A Canadian dollar's just not what it used to be. Today, for the first time in four years, the Canuck currency closes below parity with its U.S. counterpart. Citing political uncertainty and lower interest rates, foreign companies dumped their dollars, which as recently as April 25, 1974, sold for $1.0443 US The last time the dollar closed above par was the day before this clip aired, on Nov., 25, 1976. It would be the last time for three decades that a Canadian dollar was worth more than a U.S. dollar.

Medium: Television
Program: The National
Broadcast Date: Nov. 26, 1976
Host: Peter Kent
Duration: 0:29
This is the audio of a TV report for which video is unavailable.

Did You know?


• The political uncertainty cited in this clip refers to the fact that just ten days earlier the Parti Québécois won its first majority government in the Quebec provincial election.
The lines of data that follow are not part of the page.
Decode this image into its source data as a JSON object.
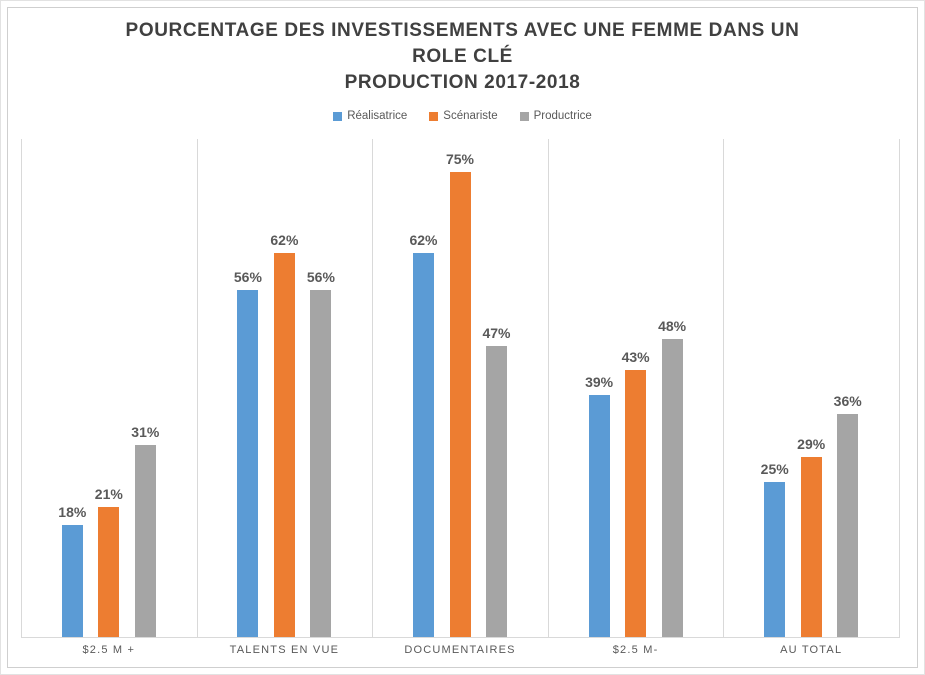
{
  "chart": {
    "title_lines": [
      "POURCENTAGE DES INVESTISSEMENTS AVEC UNE FEMME DANS UN",
      "ROLE CLÉ",
      "PRODUCTION 2017-2018"
    ]
  },
  "chart_data": {
    "type": "bar",
    "title": "POURCENTAGE DES INVESTISSEMENTS AVEC UNE FEMME DANS UN ROLE CLÉ PRODUCTION 2017-2018",
    "categories": [
      "$2.5 M +",
      "TALENTS EN VUE",
      "DOCUMENTAIRES",
      "$2.5 M-",
      "AU TOTAL"
    ],
    "series": [
      {
        "name": "Réalisatrice",
        "color": "#5B9BD5",
        "values": [
          18,
          56,
          62,
          39,
          25
        ]
      },
      {
        "name": "Scénariste",
        "color": "#ED7D31",
        "values": [
          21,
          62,
          75,
          43,
          29
        ]
      },
      {
        "name": "Productrice",
        "color": "#A5A5A5",
        "values": [
          31,
          56,
          47,
          48,
          36
        ]
      }
    ],
    "value_suffix": "%",
    "data_labels": true,
    "xlabel": "",
    "ylabel": "",
    "ylim": [
      0,
      80
    ],
    "y_axis_visible": false,
    "grid": "vertical-category-separators",
    "legend_position": "top",
    "colors": {
      "title_text": "#404040",
      "label_text": "#595959",
      "gridline": "#d9d9d9",
      "frame_border": "#cfcfcf"
    }
  }
}
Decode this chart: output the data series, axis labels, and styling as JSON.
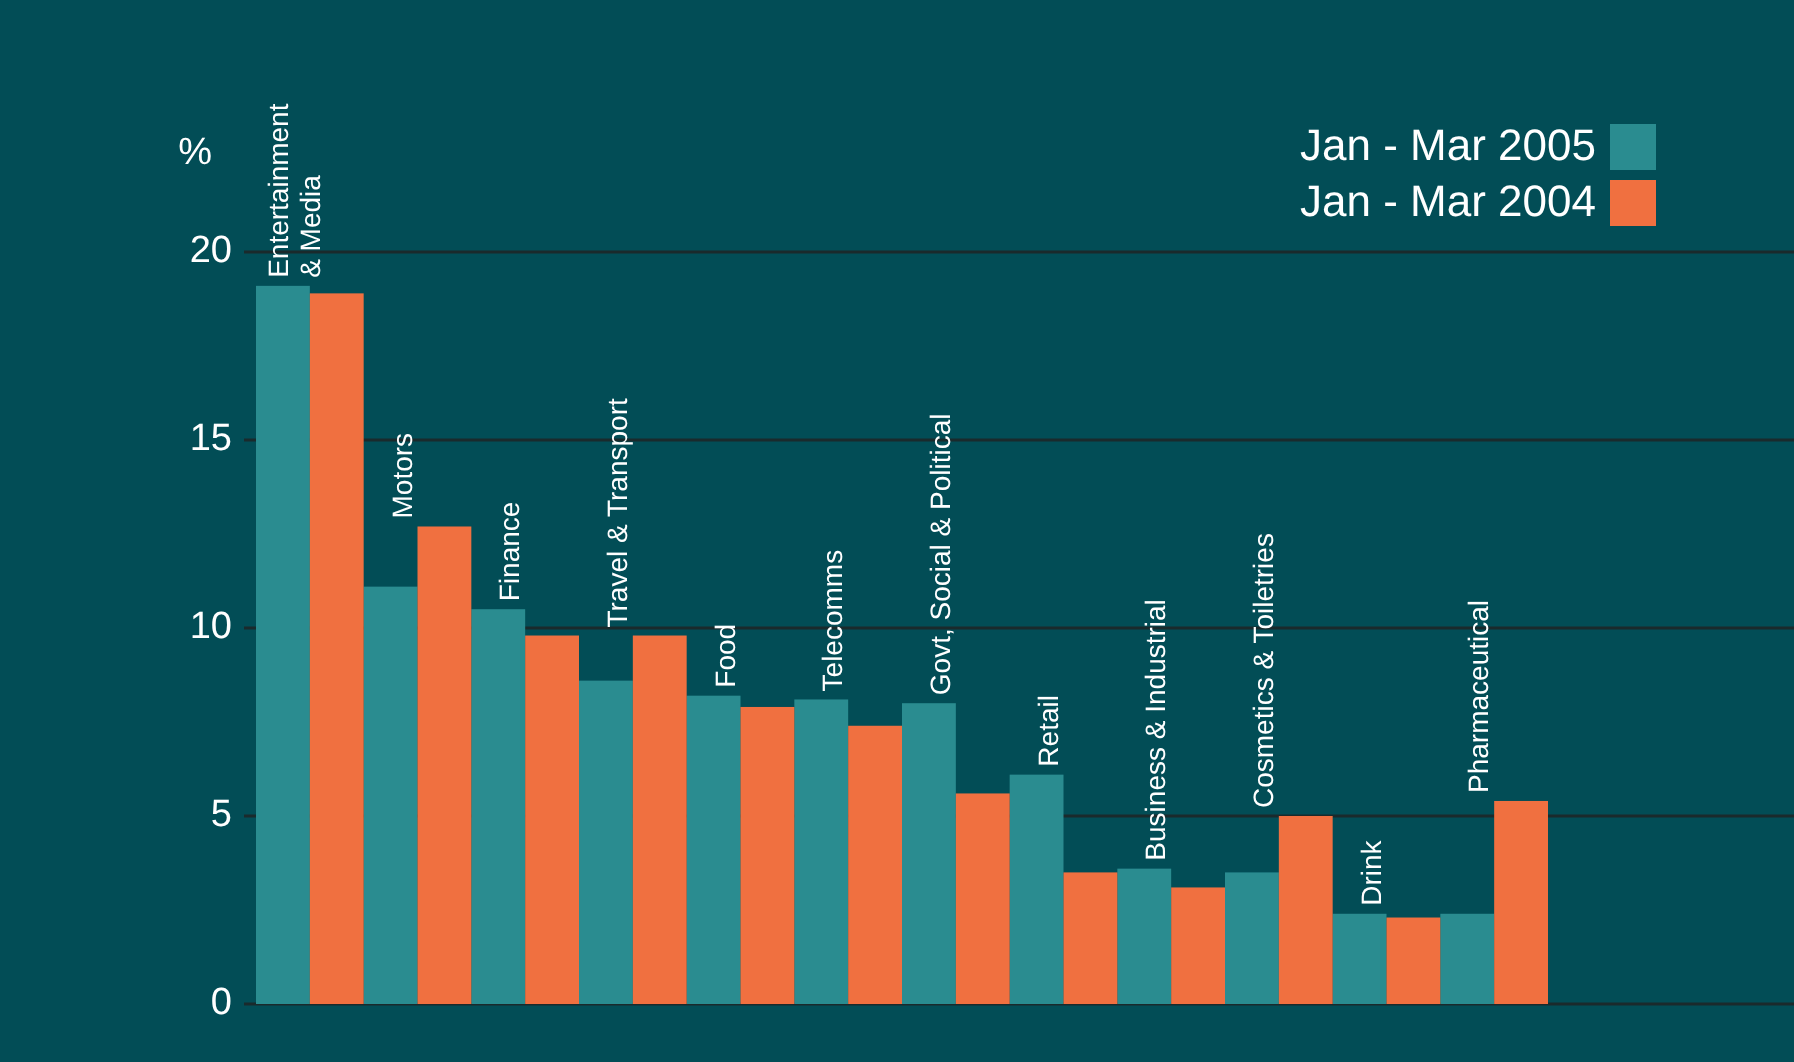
{
  "chart_data": {
    "type": "bar",
    "ylabel": "%",
    "categories": [
      "Entertainment\n& Media",
      "Motors",
      "Finance",
      "Travel & Transport",
      "Food",
      "Telecomms",
      "Govt, Social & Political",
      "Retail",
      "Business & Industrial",
      "Cosmetics & Toiletries",
      "Drink",
      "Pharmaceutical"
    ],
    "series": [
      {
        "name": "Jan - Mar 2005",
        "color": "#2a8c90",
        "values": [
          19.1,
          11.1,
          10.5,
          8.6,
          8.2,
          8.1,
          8.0,
          6.1,
          3.6,
          3.5,
          2.4,
          2.4
        ]
      },
      {
        "name": "Jan - Mar 2004",
        "color": "#f07040",
        "values": [
          18.9,
          12.7,
          9.8,
          9.8,
          7.9,
          7.4,
          5.6,
          3.5,
          3.1,
          5.0,
          2.3,
          5.4
        ]
      }
    ],
    "ylim": [
      0,
      20
    ],
    "yticks": [
      0,
      5,
      10,
      15,
      20
    ],
    "grid": "y",
    "legend": "top right"
  }
}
According to the Bank of Canada's history of the dollar, this "prompted markets to make a major reassessment of the Canadian dollar's prospects." Shifts in commodity prices, interest rates and changing monetary policy also affected the value of the currency.

• The sell-off of Canadian dollars described here was not short-lived. In the following two years, the dollar fell below $0.84 US, even as the U.S. dollar was also depreciating against other world currencies. By 1982, the dollar had fallen further still to $0.77 US and in 1986 reached a new low of $0.6913 US.

• Although the dollar rebounded by 1991 to trade at $0.89 US, it hit its historic bottom at $0.6179 US in 2002.

• Just five years later, on Sept. 20, 2007, the dollar rocketed up to trade at par again for the first time since this clip aired.